厚雲盤踞在上空久未退散,吠舞羅和天狼星抛下船錨並下帆穩住船身,伏見命令在船舷搭上木板連接兩船,分散隊員在四周探視水上情況。周防率先踏上木板,宗像在旁邊目送他離開,自己的隊員緊接其後擋住他的視綫,有序登上吠舞羅。

周防回到吠舞羅上一衆船員欣喜若狂擁成一團,慶祝自己的船長平安歸來。SCEPTER 4的隊員靠在船舷等待這場慶祝完結,出雲驅散蜂擁而至的船員來到周防身旁,交頭接耳幾句之後便帶了幾個人下去船艙,領了無色和伊佐那社上甲板,交給SCEPTER 4,宗像在對面點頭以示謝意。

岸上見。宗像離開船舷前一刻讀到周防的唇語,命人把無色和伊佐那社押回底下船艙,回頭過來周防已經再次被衆星拱月埋在人群中。

天狼星領著吠舞羅在其前進行掩護,出雲瞄了天狼星一眼又拉回視綫,指揮船員在火炮甲板上好炸藥和武裝自己,吩咐全船提高警覺,多派幾個人在甲板四圍探視水面,遇到立即通報。
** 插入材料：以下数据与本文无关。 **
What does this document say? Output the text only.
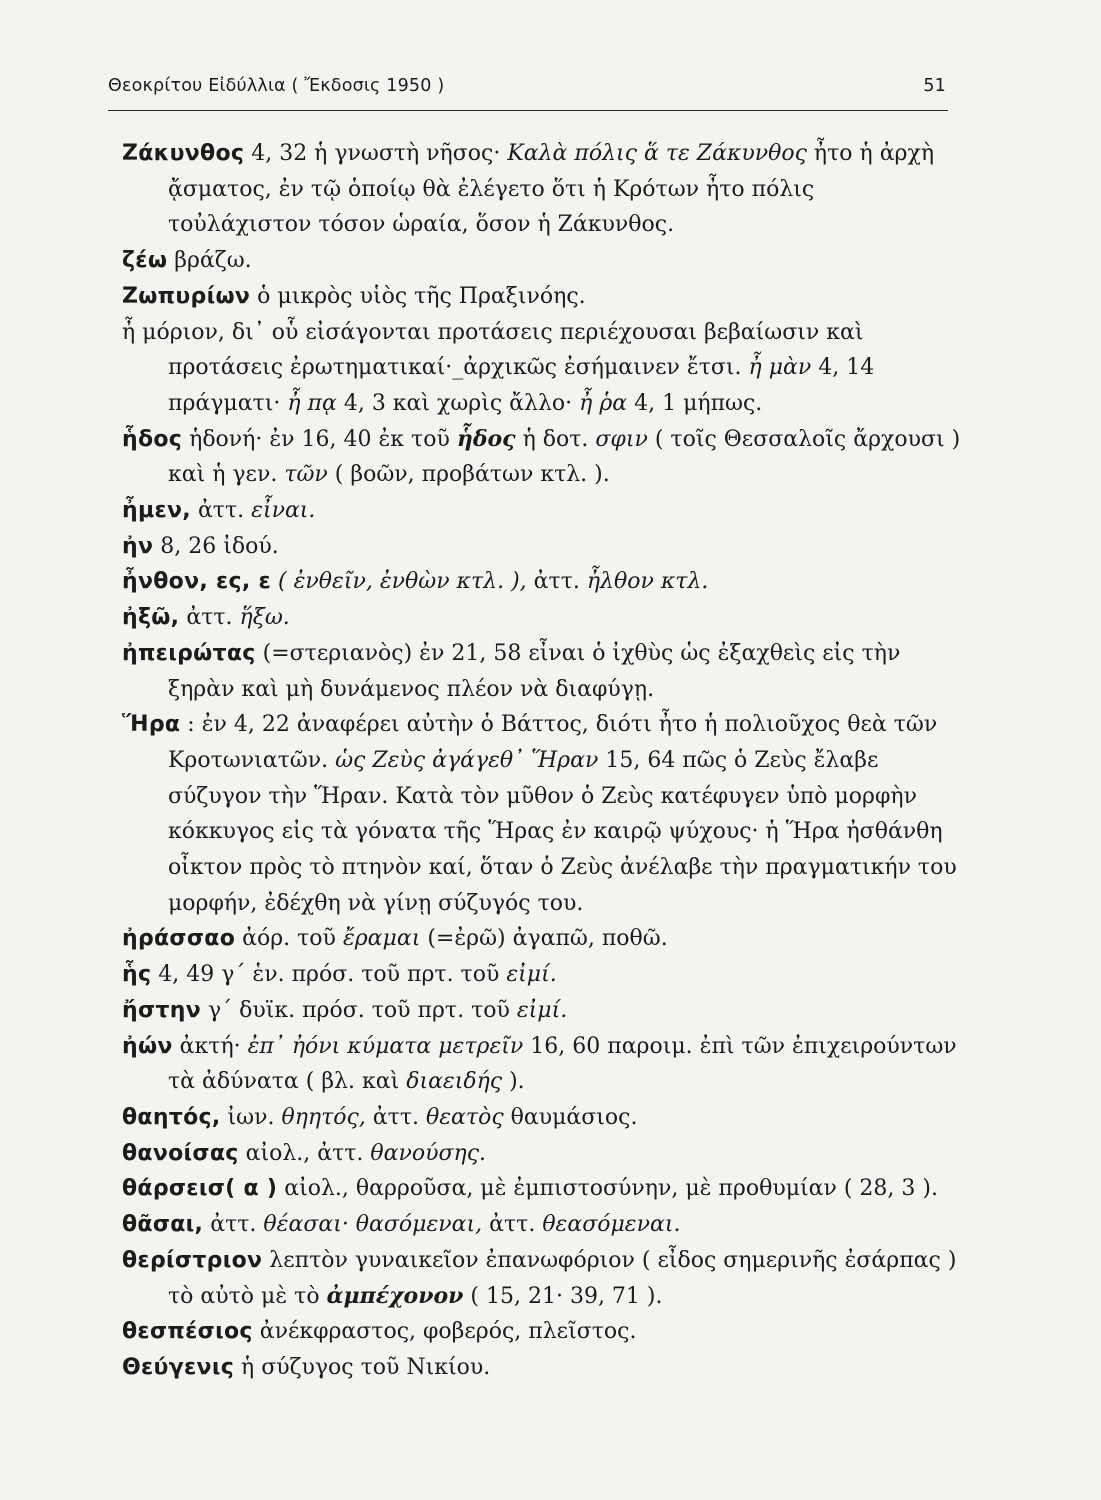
Θεοκρίτου Εἰδύλλια ( Ἔκδοσις 1950 )	51

Ζάκυνθος 4, 32 ἡ γνωστὴ νῆσος· Καλὰ πόλις ἅ τε Ζάκυνθος ἦτο ἡ ἀρχὴ ᾄσματος, ἐν τῷ ὁποίῳ θὰ ἐλέγετο ὅτι ἡ Κρότων ἦτο πόλις τοὐλάχιστον τόσον ὡραία, ὅσον ἡ Ζάκυνθος.

ζέω βράζω.

Ζωπυρίων ὁ μικρὸς υἱὸς τῆς Πραξινόης.

ἦ μόριον, δι᾽ οὗ εἰσάγονται προτάσεις περιέχουσαι βεβαίωσιν καὶ προτάσεις ἐρωτηματικαί·_ἀρχικῶς ἐσήμαινεν ἔτσι. ἦ μὰν 4, 14 πράγματι· ἦ πᾳ 4, 3 καὶ χωρὶς ἄλλο· ἦ ῥα 4, 1 μήπως.

ἧδος ἡδονή· ἐν 16, 40 ἐκ τοῦ ἧδος ἡ δοτ. σφιν ( τοῖς Θεσσαλοῖς ἄρχουσι ) καὶ ἡ γεν. τῶν ( βοῶν, προβάτων κτλ. ).

ἦμεν, ἀττ. εἶναι.

ἠν 8, 26 ἰδού.

ἦνθον, ες, ε ( ἐνθεῖν, ἐνθὼν κτλ. ), ἀττ. ἦλθον κτλ.

ἠξῶ, ἀττ. ἥξω.

ἠπειρώτας (=στεριανὸς) ἐν 21, 58 εἶναι ὁ ἰχθὺς ὡς ἐξαχθεὶς εἰς τὴν ξηρὰν καὶ μὴ δυνάμενος πλέον νὰ διαφύγῃ.

Ἥρα : ἐν 4, 22 ἀναφέρει αὐτὴν ὁ Βάττος, διότι ἦτο ἡ πολιοῦχος θεὰ τῶν Κροτωνιατῶν. ὡς Ζεὺς ἀγάγεθ᾽ Ἥραν 15, 64 πῶς ὁ Ζεὺς ἔλαβε σύζυγον τὴν Ἥραν. Κατὰ τὸν μῦθον ὁ Ζεὺς κατέφυγεν ὑπὸ μορφὴν κόκκυγος εἰς τὰ γόνατα τῆς Ἥρας ἐν καιρῷ ψύχους· ἡ Ἥρα ἠσθάνθη οἶκτον πρὸς τὸ πτηνὸν καί, ὅταν ὁ Ζεὺς ἀνέλαβε τὴν πραγματικήν του μορφήν, ἐδέχθη νὰ γίνῃ σύζυγός του.

ἠράσσαο ἀόρ. τοῦ ἔραμαι (=ἐρῶ) ἀγαπῶ, ποθῶ.

ἧς 4, 49 γ΄ ἑν. πρόσ. τοῦ πρτ. τοῦ εἰμί.

ἤστην γ΄ δυϊκ. πρόσ. τοῦ πρτ. τοῦ εἰμί.

ἠών ἀκτή· ἐπ᾽ ἠόνι κύματα μετρεῖν 16, 60 παροιμ. ἐπὶ τῶν ἐπιχειρούντων τὰ ἀδύνατα ( βλ. καὶ διαειδής ).

θαητός, ἰων. θηητός, ἀττ. θεατὸς θαυμάσιος.

θανοίσας αἰολ., ἀττ. θανούσης.

θάρσεισ( α ) αἰολ., θαρροῦσα, μὲ ἐμπιστοσύνην, μὲ προθυμίαν ( 28, 3 ).

θᾶσαι, ἀττ. θέασαι· θασόμεναι, ἀττ. θεασόμεναι.

θερίστριον λεπτὸν γυναικεῖον ἐπανωφόριον ( εἶδος σημερινῆς ἐσάρπας ) τὸ αὐτὸ μὲ τὸ ἀμπέχονον ( 15, 21· 39, 71 ).

θεσπέσιος ἀνέκφραστος, φοβερός, πλεῖστος.

Θεύγενις ἡ σύζυγος τοῦ Νικίου.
「我能問你問題嗎?」出雲踏上駕駛甲板,周防在掌舵控制船隻在天狼星附近。甲板的船員皆投射視綫在周防身上片刻,又回到自己的工作,出雲補充,「我衹是代他們問。」

周防默許。

「你在岸上去了哪裏?他們曾經打算掉頭上岸找你的,全都被我打消念頭。」出雲姿態悠閑依在船舵旁,隱若看到前方天狼星駕駛甲板上宗像筆直的身影。
「教堂。岸上的搜索太頻密,我們無法自由活動。」出雲馬上明瞭周防所指的教堂是安置安娜的那座。「出雲,我瞭解宗像的性格,他絕對不會對管轄範圍内的事情撒手不管,吠舞羅的確能脚底抹油把這件事置諸腦後成爲海盜,但是這樣我們便會腹背受敵,陷害我們的人不會罷休且窮追不捨的。」
「我對你的決定沒有異議,」出雲澄清,「衹是想知道原因而已。」
「論到我問你了。」
「問吧。」出雲略帶吃驚。
「吠舞羅的狀態如何?」
「很好。」出雲不加思索回答,「都是年輕血氣方剛的小子,行動方面很出色,多點磨煉也許能讓腦筋動一動。尊,怎麽突然問這些?該不會……」
「沒錯。」周防坦言,「衹是讓你有個心理準備而已。放心,我會把攤子收拾好才離開。你知道任何挽留的説好都是徒勞的,這件事我已經決定好。」
「跟宗像準將嗎?」
「對。」
「看來沒有任何挽留的餘地,我衹能祝你們一路順風。」出雲攤手調侃,周防用拳頭輕撞出雲上臂。


*


海風隨著入夜越吹越猛,海中的暗湧開始捲起層層海浪,船隻的搖擺幅度逐漸增强,宗像預料的暴風雨如期而至,天空下起細密雨點,暫時還沒對航行造成任何影響。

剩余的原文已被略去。